Segundo a agência, Nemiro entrou nos Estados Unidos com visto em outubro de 2011 e permaneceu depois do vencimento, em agosto de 2012. A checagem também encontrou condenações por agressão agravada com arma e conduta desordeira, além de registros de prisões por outros delitos. A ICE o prendeu em San Francisco, e ele foi colocado em processo de remoção.
Esse episódio mostra uma função diferente da análise antifraude: verificar se a identidade declarada corresponde aos registros disponíveis e se há fatos relevantes para a elegibilidade ou para a atuação de outra agência.

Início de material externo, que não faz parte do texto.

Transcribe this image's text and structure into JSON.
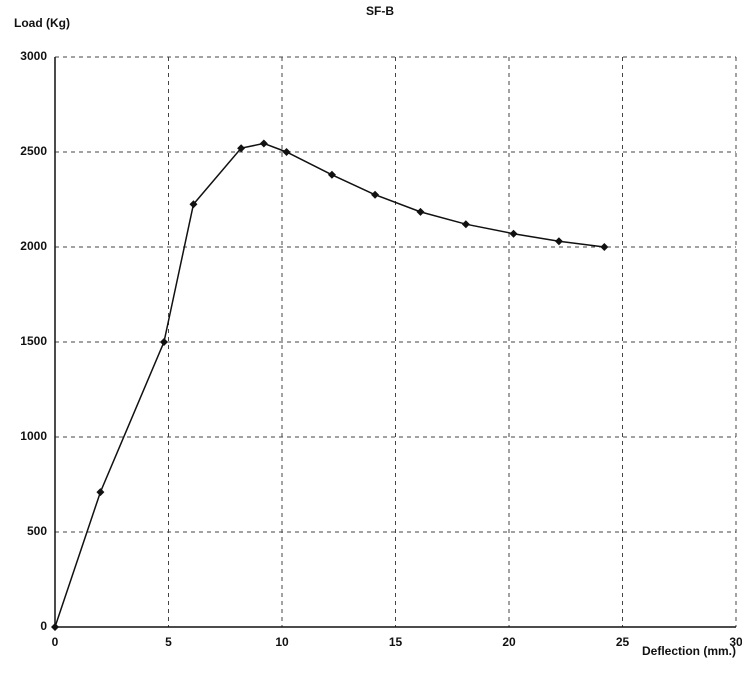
{
  "chart_data": {
    "type": "line",
    "title": "SF-B",
    "ylabel": "Load (Kg)",
    "xlabel": "Deflection (mm.)",
    "x": [
      0,
      2,
      4.8,
      6.1,
      8.2,
      9.2,
      10.2,
      12.2,
      14.1,
      16.1,
      18.1,
      20.2,
      22.2,
      24.2
    ],
    "series": [
      {
        "name": "SF-B",
        "color": "#111111",
        "values": [
          0,
          710,
          1500,
          2225,
          2520,
          2545,
          2500,
          2380,
          2275,
          2185,
          2120,
          2070,
          2030,
          2000
        ]
      }
    ],
    "xlim": [
      0,
      30
    ],
    "xticks": [
      0,
      5,
      10,
      15,
      20,
      25,
      30
    ],
    "ylim": [
      0,
      3000
    ],
    "yticks": [
      0,
      500,
      1000,
      1500,
      2000,
      2500,
      3000
    ],
    "grid": true
  }
}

O que os quatro casos têm em comum
Nenhum dos comunicados anuncia uma nova regra de documentação para todos os requerentes. Também não há base oficial para afirmar que qualquer um desses casos, isoladamente, criou exigências adicionais para um formulário específico.
O padrão verificável é institucional. A USCIS não atua somente como recebedora de formulários. Sua diretoria antifraude, seus sistemas de triagem e a cooperação com HSI, ICE, polícia local e Departamento de Justiça podem transformar inconsistências administrativas em encaminhamentos investigativos.
Para quem apresenta um pedido legítimo, a conclusão prática é manter coerência entre formulário e documento de origem. Certificação médica precisa vir de profissional habilitado; relato de crime deve corresponder ao registro policial e aos fatos; nacionalidade e identidade precisam ser sustentadas pelos documentos corretos; um intermediário não pode inventar uma história para criar elegibilidade.
Promessas de atalho por meio de laudo, ocorrência ou identidade fictícia transferem o risco para o requerente. Assinar um formulário significa confirmar seu conteúdo, ainda que outra pessoa o tenha preparado.
Os casos também pedem cuidado de linguagem. Acusação não é condenação, prisão não é sentença e triagem não equivale a fraude. Tratar cada fase corretamente é parte da mesma integridade documental que as agências dizem buscar.
Este conteúdo tem finalidade informativa e não constitui aconselhamento jurídico ou migratório individual. Acusações permanecem alegações até decisão judicial. Para avaliar um processo específico, consulte fontes oficiais e um profissional jurídico habilitado.